To learn more about preventing delayed therapy responses, a team of researchers in China now analyzed potential factors that might influence treatment outcomes in people with acquired hemophilia. Their study involved patients receiving hemostatic and immunosuppressant therapy.

A total of 42 patients, diagnosed with acquired hemophilia A and treated at either of two hospitals in China between January 2015 and August 2021, were included in the analysis.

Patients had a median age of 51.5, and 59.5% were women. All but one patient reported to the hospital with bleeding, with a median time between a first bleeding event and diagnosis of 31.5 days.

Altogether, 39 patients received some type of hemostatic treatment, and all 42 were given immunosuppressive therapies.

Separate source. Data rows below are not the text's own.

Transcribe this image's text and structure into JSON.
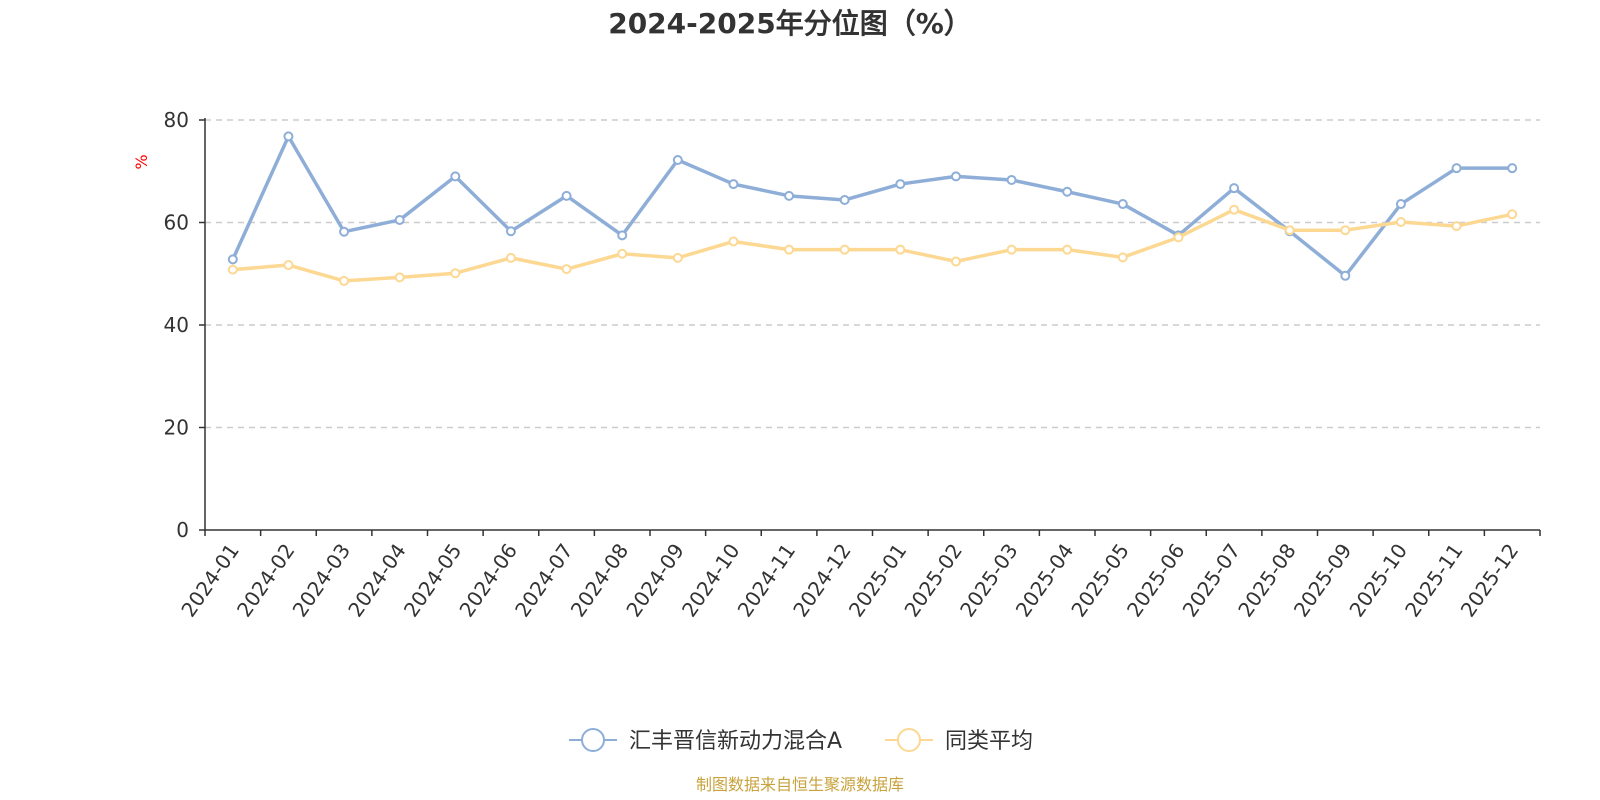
{
  "chart_data": {
    "type": "line",
    "title": "2024-2025年分位图（%）",
    "ylabel": "%",
    "xlabel": "",
    "ylim": [
      0,
      80
    ],
    "yticks": [
      0,
      20,
      40,
      60,
      80
    ],
    "grid": true,
    "legend_position": "bottom-center",
    "categories": [
      "2024-01",
      "2024-02",
      "2024-03",
      "2024-04",
      "2024-05",
      "2024-06",
      "2024-07",
      "2024-08",
      "2024-09",
      "2024-10",
      "2024-11",
      "2024-12",
      "2025-01",
      "2025-02",
      "2025-03",
      "2025-04",
      "2025-05",
      "2025-06",
      "2025-07",
      "2025-08",
      "2025-09",
      "2025-10",
      "2025-11",
      "2025-12"
    ],
    "series": [
      {
        "name": "汇丰晋信新动力混合A",
        "color": "#8eaed8",
        "values": [
          52.8,
          76.8,
          58.2,
          60.5,
          69.0,
          58.3,
          65.2,
          57.5,
          72.2,
          67.5,
          65.2,
          64.4,
          67.5,
          69.0,
          68.3,
          66.0,
          63.6,
          57.5,
          66.7,
          58.3,
          49.6,
          63.6,
          70.6,
          70.6
        ]
      },
      {
        "name": "同类平均",
        "color": "#fcd893",
        "values": [
          50.8,
          51.7,
          48.6,
          49.3,
          50.1,
          53.1,
          50.9,
          53.9,
          53.1,
          56.3,
          54.7,
          54.7,
          54.7,
          52.4,
          54.7,
          54.7,
          53.2,
          57.1,
          62.5,
          58.5,
          58.5,
          60.1,
          59.3,
          61.6
        ]
      }
    ]
  },
  "source_text": "制图数据来自恒生聚源数据库"
}
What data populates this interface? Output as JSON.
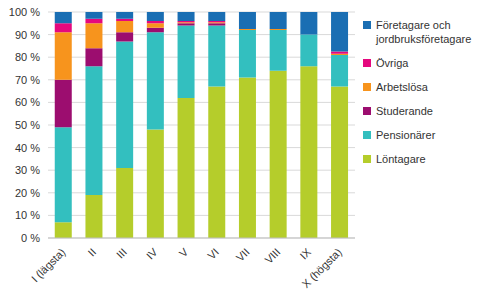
{
  "chart_data": {
    "type": "bar",
    "stacked": true,
    "grid": true,
    "legend": "right",
    "categories": [
      "I (lägsta)",
      "II",
      "III",
      "IV",
      "V",
      "VI",
      "VII",
      "VIII",
      "IX",
      "X (högsta)"
    ],
    "series": [
      {
        "name": "Löntagare",
        "color": "#b5cd2b",
        "values": [
          7,
          19,
          31,
          48,
          62,
          67,
          71,
          74,
          76,
          67
        ]
      },
      {
        "name": "Pensionärer",
        "color": "#33bfbf",
        "values": [
          42,
          57,
          56,
          43,
          32,
          27,
          21,
          18,
          14,
          14
        ]
      },
      {
        "name": "Studerande",
        "color": "#9c0d6f",
        "values": [
          21,
          8,
          4,
          2,
          1,
          1,
          0,
          0,
          0,
          0
        ]
      },
      {
        "name": "Arbetslösa",
        "color": "#f7941d",
        "values": [
          21,
          11,
          5,
          2,
          0.5,
          0.5,
          0.5,
          0.5,
          0,
          0.5
        ]
      },
      {
        "name": "Övriga",
        "color": "#e5087e",
        "values": [
          4,
          2,
          1,
          1,
          0.5,
          0.5,
          0,
          0,
          0,
          1
        ]
      },
      {
        "name": "Företagare och jordbruksföretagare",
        "color": "#1a6eb3",
        "values": [
          5,
          3,
          3,
          4,
          4,
          4,
          7.5,
          7.5,
          10,
          17.5
        ]
      }
    ],
    "ylim": [
      0,
      100
    ],
    "yticks": [
      {
        "value": 0,
        "label": "0 %"
      },
      {
        "value": 10,
        "label": "10 %"
      },
      {
        "value": 20,
        "label": "20 %"
      },
      {
        "value": 30,
        "label": "30 %"
      },
      {
        "value": 40,
        "label": "40 %"
      },
      {
        "value": 50,
        "label": "50 %"
      },
      {
        "value": 60,
        "label": "60 %"
      },
      {
        "value": 70,
        "label": "70 %"
      },
      {
        "value": 80,
        "label": "80 %"
      },
      {
        "value": 90,
        "label": "90 %"
      },
      {
        "value": 100,
        "label": "100 %"
      }
    ]
  }
}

However, details on immunosuppressive treatments were only available for 34 patients, who were the focus of subsequent analyses. Median follow-up time after initial immunosuppressant treatment was 116 days, or nearly four months.

Overall, 29 of these 34 patients achieved a complete treatment response to their first-line therapy, which was achieved after a median of 56 days. Patients achieving a complete response had more than 50% FVIII activity, undetectable FVIII antibody levels, and no bleeding. Each was able to stop using immunosuppressants.

Treatment responders included three of the five people (60%) using steroids only, 17 of the 24 (70.8%) using steroids along with cyclophosphamide, a chemotherapy agent, and four of the five (80%) using steroids, cyclophosphamide, and rituximab, a type of antibody therapy.

Among treatment responders, four people relapsed after a median of 410 days, or little over a year. Of them, two achieved a response after additional salvage therapy.

Moreover, the single patient in the triple combination group who didn’t initially respond achieved a response with second-line therapy. So too did one of two non-responders in the steroid group and three of seven in the steroid/cyclophosphamide group.

Treatment side effects were observed in 14 people and included infections and lower-than-normal blood cell counts.

Clinical and laboratory parameters that could predict outcome and guide treatment decisions need to be clearly identified.

In statistical analyses, having levels of FVIII inhibitors (antibodies) at or above 20 BU/mL was associated with a significantly longer time to reach a clinical response — an average of 77 days — compared with having levels below 20 BU/mL (44 days).

About 76% of patients in the under 20 BU/mL group achieved a response, compared with 50% of those in the group at or above 20 BU/mL.

Researchers noted that this is the fourth study to identify FVIII inhibitor levels as a predictor of immunosuppressant responsiveness.

Overall, the survival rate was 97.3% after one year. No evaluated clinical factors were predictive of survival.

Findings in general suggest “that FVIII inhibitory antibody titer is a predictor of early complete response after [immunosuppressive therapy] in patients with acquired hemophilia A,” the researchers wrote.

“These patients should therefore be considered for steroids and another immunosuppressant (cyclophosphamide or rituximab) as first-line therapy,” the team wrote, noting that the addition of sirolimus or cyclosporine may be needed as a second-line or salvage treatment after relapse.